Sašo Sedlačecs Ö-U Immobilien (19.09. – 09.11.2008) - Kunst als Randnotiz zur Gesellschaft im semi-öffentlichen Raum einer Kunstinstitution.

 

 

 


Zbyněk Baladráns Diagramm Glossary (29.11.2007 - 13.04.2008), erster Teil der Ausstellungsserie Footnotes in der Westpassage der Unterführung Karlsplatz.

 

 

 


Miklós Erhardts Fußnoten zum nackten Leben (26.04. – 04.09.2008), alle Habseligkeiten des Künstlers in Schachteln - zweiter Teil von Footnotes.

 

 

 


Post-koloniales Finanzgebaren
In der Vitrine der Secession (Karlsplatz) verkauft der Slowene Sašo Sedlačec Immobilien aus Österreich-Ungarn - Kunst im semiöffentlichen Raum eines Schaufensters

Krisenzeiten, überall! Innerhalb nur eines Monats stiegen die Preise von 0,1% des ursprünglichen Wertes auf 1% - eine saftige Inflationsrate. Die Rede ist nicht von Finanzspekulationen, die gerade die gewohnte kapitalistische Ordnung ins Wanken bringen. Es geht um den Kaufpreis der Installation Ö-U Immobilien des Slowenischen Künstlers Sašo Sedlačec. Er bezieht sich damit auf konkrete Immobilienangebote aus dem Großraum der ehemaligen Österreichisch-Ungarischen Monarchie - zu sehen und zu erstehen sind seine Arbeiten in der Vitrine (*) der Secession.

Territoriale Neuordnung

Nein, die Secession mutiert nicht gerade zu einer weiteren der zahlreichen kommerziellen Galerien in Wien und will sich - neben öffentlichen Förderungen und Sponsoring durch Großbanken - auch nicht durch zusätzliche Einnahmequellen finanzieren. Die Vitrine in der Unterführung am Karlsplatz dient Sašo Sedlačec für konzeptuelle Überlegungen, die eben diese inflationär bedingten Verkaufs­strategien einschließen. Seit Mitte September wurden die Preise für seine "Immobilien-Kunst" einfach von 300 auf rund 3000 Euro angehoben, ohne weitere Begründung - so ist das eben.
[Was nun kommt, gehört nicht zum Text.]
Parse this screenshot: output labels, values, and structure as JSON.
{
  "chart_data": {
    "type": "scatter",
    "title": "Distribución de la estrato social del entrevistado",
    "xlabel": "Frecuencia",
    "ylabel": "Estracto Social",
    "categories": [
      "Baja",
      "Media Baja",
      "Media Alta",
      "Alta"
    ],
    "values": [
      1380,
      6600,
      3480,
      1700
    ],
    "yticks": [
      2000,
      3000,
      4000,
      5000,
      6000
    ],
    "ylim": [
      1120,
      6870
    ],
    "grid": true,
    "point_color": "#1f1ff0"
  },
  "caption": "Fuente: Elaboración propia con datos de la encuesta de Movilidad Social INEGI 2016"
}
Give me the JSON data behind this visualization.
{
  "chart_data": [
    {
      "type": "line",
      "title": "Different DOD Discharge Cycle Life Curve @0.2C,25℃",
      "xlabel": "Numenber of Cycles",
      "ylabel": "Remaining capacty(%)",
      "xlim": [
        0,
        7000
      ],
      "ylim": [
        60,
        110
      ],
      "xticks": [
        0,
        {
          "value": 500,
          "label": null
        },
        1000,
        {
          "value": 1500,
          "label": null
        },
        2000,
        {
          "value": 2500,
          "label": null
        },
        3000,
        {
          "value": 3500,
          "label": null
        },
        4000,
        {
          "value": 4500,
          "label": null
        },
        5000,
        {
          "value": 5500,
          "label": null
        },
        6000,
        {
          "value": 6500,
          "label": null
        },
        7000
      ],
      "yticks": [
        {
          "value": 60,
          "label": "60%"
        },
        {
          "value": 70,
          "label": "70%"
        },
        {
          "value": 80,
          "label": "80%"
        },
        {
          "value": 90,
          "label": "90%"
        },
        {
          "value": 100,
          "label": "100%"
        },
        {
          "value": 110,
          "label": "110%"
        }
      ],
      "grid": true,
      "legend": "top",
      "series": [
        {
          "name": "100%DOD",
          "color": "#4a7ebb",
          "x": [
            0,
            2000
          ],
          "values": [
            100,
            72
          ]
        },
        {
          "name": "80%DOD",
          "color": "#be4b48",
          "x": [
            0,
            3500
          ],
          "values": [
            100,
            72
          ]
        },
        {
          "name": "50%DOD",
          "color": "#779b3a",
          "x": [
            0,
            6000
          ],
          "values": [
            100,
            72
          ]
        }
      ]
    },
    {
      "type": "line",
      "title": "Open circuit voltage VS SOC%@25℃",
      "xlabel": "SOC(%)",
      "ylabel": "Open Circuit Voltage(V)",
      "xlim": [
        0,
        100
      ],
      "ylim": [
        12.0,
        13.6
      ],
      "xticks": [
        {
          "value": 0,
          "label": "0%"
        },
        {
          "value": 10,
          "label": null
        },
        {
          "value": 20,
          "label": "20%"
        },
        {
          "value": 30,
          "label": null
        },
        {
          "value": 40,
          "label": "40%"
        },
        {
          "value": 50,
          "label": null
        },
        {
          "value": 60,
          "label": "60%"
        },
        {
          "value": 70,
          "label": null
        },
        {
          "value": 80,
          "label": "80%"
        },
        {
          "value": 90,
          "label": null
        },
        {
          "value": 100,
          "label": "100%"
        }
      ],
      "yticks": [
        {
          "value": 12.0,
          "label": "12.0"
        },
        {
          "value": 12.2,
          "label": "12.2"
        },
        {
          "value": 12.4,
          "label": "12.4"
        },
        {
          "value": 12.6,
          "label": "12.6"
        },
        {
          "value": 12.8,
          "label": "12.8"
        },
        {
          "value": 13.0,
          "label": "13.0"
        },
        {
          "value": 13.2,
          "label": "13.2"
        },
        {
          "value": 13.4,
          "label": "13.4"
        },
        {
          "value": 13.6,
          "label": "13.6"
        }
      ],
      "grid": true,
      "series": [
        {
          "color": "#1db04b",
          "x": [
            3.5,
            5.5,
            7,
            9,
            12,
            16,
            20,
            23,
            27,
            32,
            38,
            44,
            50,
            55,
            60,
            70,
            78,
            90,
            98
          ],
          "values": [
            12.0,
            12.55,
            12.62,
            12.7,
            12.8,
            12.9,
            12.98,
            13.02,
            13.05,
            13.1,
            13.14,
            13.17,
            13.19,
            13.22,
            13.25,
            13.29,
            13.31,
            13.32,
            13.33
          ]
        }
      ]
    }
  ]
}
Es sind in erster Linie Überlegungen zum Finanz­gebaren West-Europas, die Sedlačec anstellt, es sind aber auch Überlegungen zu neuen territorialen Konflikten, dem Immobilien­markt und nicht zuletzt zur Rolle von Kunst­institutionen in diesem Kreislauf.

Ö-U Immobilien besteht aus Immobilien­anzeigen, die mittels einfachem Photoshop-Filter bearbeiteten und verfremdet wurden. Es sind Inserate von mehr oder weniger schönen Wohnungen aus den Zentren des ehemaligen Groß­reichs: Wien und davon ausgehend Städte wie Laibach, Triest, Hermannstadt und Krakau. Die von Immobilien-Händlern bekannte Do-it-Yourself- Ästhetik wird in der Vitrine nachgeahmt: Werbe­utensilien und Schriftzüge mit dem Titel "Ausverkauf" sowie eine Klebefolie, die der Installation die Form eines Hauses gibt, paaren sich mit den biederen Holzrahmen, in denen die "impressionistischen Alltags­malereien" präsentiert werden. Das Resultat: der leicht schmutzige Charme bekannter Verkaufs­strategien von Maklerbüros. "Wahrscheinlich", so der Künstler, der vergangenen Herbst auch bei der Ausstellung Ecology of Techno Mind im Linzer Lentos mit einer Arbeit vertreten war, "bezieht sich jede europäische Nation in ihrer Erinnerung auf ein Gebiet, das in der Vergangenheit bisweilen weit über die gegenwärtigen Grenzen hinausreichte."

Strategische Subversion

Sedlačecs Arbeiten bedienen sich häufig subversiver Recyclingverfahren: Er erschließt scheinbar nutzlose, ungenutze oder unbenutzbare Räume und umgeht jene Restriktionen, die mit diesen Nicht-Orten verbunden sind. So wird etwa eine Müllhalde wie im Fall von Picnic on a dump (2004) als Ausflugsziel belebt oder ein Einkaufszentrum mit dem Roboter Beggar 0.0 (2006) beschickt, um sich dem dort geltenden Bettelverbot zu widersetzen. Neben Lost territories (2008), eine Arbeit, die zuletzt in der Mala galerija - dem ambitionierten Raum des Museums für Moderne Kunst in Laibach - gezeigt wurde, wendet er sich in Ö-U Immobilien mit Recherchearbeit der Visualisierung geschichtsträchtiger sowie ambivalenter Kulturbeziehungen in Zentraleuropa zu.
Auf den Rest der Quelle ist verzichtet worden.